Wang Weiran, Jing Minge, Fan Yibo, Weng Wei
School of Microelectronics, Fudan University, Shanghai 200433, China.
Department of Liberal Arts and Science, Kanazawa University, Ishikawa 920-1192, Japan.
Sensors (Basel). 2024 Mar 16;24(6):1907. doi: 10.3390/s24061907.
In recent years, the rapid prevalence of high-definition video in Internet of Things (IoT) systems has been directly facilitated by advances in imaging sensor technology. To adapt to limited uplink bandwidth, most media platforms opt to compress videos to bitrate streams for transmission. However, this compression often leads to significant texture loss and artifacts, which severely degrade the Quality of Experience (QoE). We propose a latent feature diffusion model (LFDM) for compressed video quality enhancement, which comprises a compact edge latent feature prior network (ELPN) and a conditional noise prediction network (CNPN). Specifically, we first pre-train ELPNet to construct a latent feature space that captures rich detail information for representing sharpness latent variables. Second, we incorporate these latent variables into the prediction network to iteratively guide the generation direction, thus resolving the problem that the direct application of diffusion models to temporal prediction disrupts inter-frame dependencies, thereby completing the modeling of temporal correlations. Lastly, we innovatively develop a Grouped Domain Fusion module that effectively addresses the challenges of diffusion distortion caused by naive cross-domain information fusion. Comparative experiments on the MFQEv2 benchmark validate our algorithm's superior performance in terms of both objective and subjective metrics. By integrating with codecs and image sensors, our method can provide higher video quality.

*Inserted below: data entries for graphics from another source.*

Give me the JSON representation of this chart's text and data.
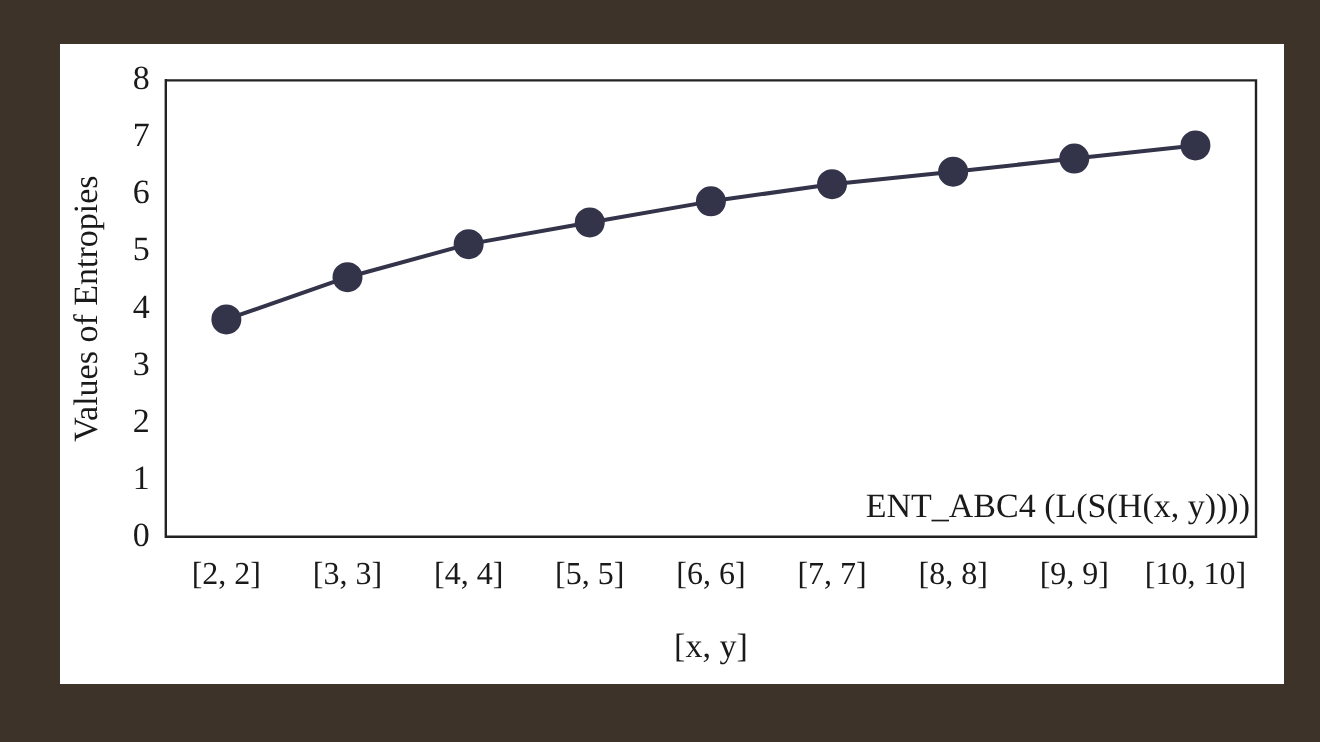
{
  "chart_data": {
    "type": "line",
    "xlabel": "[x, y]",
    "ylabel": "Values of Entropies",
    "categories": [
      "[2, 2]",
      "[3, 3]",
      "[4, 4]",
      "[5, 5]",
      "[6, 6]",
      "[7, 7]",
      "[8, 8]",
      "[9, 9]",
      "[10, 10]"
    ],
    "series": [
      {
        "color": "#33334a",
        "values": [
          3.81,
          4.55,
          5.13,
          5.51,
          5.88,
          6.18,
          6.4,
          6.63,
          6.86
        ]
      }
    ],
    "ylim": [
      0,
      8
    ],
    "yticks": [
      0,
      1,
      2,
      3,
      4,
      5,
      6,
      7,
      8
    ],
    "grid": false,
    "legend": false,
    "marker": "circle",
    "line_style": "solid",
    "annotations": [
      "ENT_ABC4 (L(S(H(x, y))))"
    ]
  }
}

近年来,成像传感器技术的进步直接推动了高清视频在物联网(IoT)系统中的迅速普及。为了适应有限的上行链路带宽,大多数媒体平台选择将视频压缩为比特率流进行传输。然而,这种压缩通常会导致显著的纹理损失和伪像,严重降低体验质量(QoE)。我们提出了一种用于压缩视频质量增强的潜在特征扩散模型(LFDM),它由一个紧凑的边缘潜在特征先验网络(ELPN)和一个条件噪声预测网络(CNPN)组成。具体来说,我们首先对ELPNet进行预训练,以构建一个潜在特征空间,该空间捕获丰富的细节信息来表示清晰度潜在变量。其次,我们将这些潜在变量纳入预测网络,以迭代地引导生成方向,从而解决直接将扩散模型应用于时间预测会破坏帧间依赖性的问题,进而完成时间相关性的建模。最后,我们创新性地开发了一个分组域融合模块,有效解决了简单跨域信息融合导致的扩散失真挑战。在MFQEv2基准上的对比实验验证了我们算法在客观和主观指标方面的卓越性能。通过与编解码器和图像传感器集成,我们的方法可以提供更高的视频质量。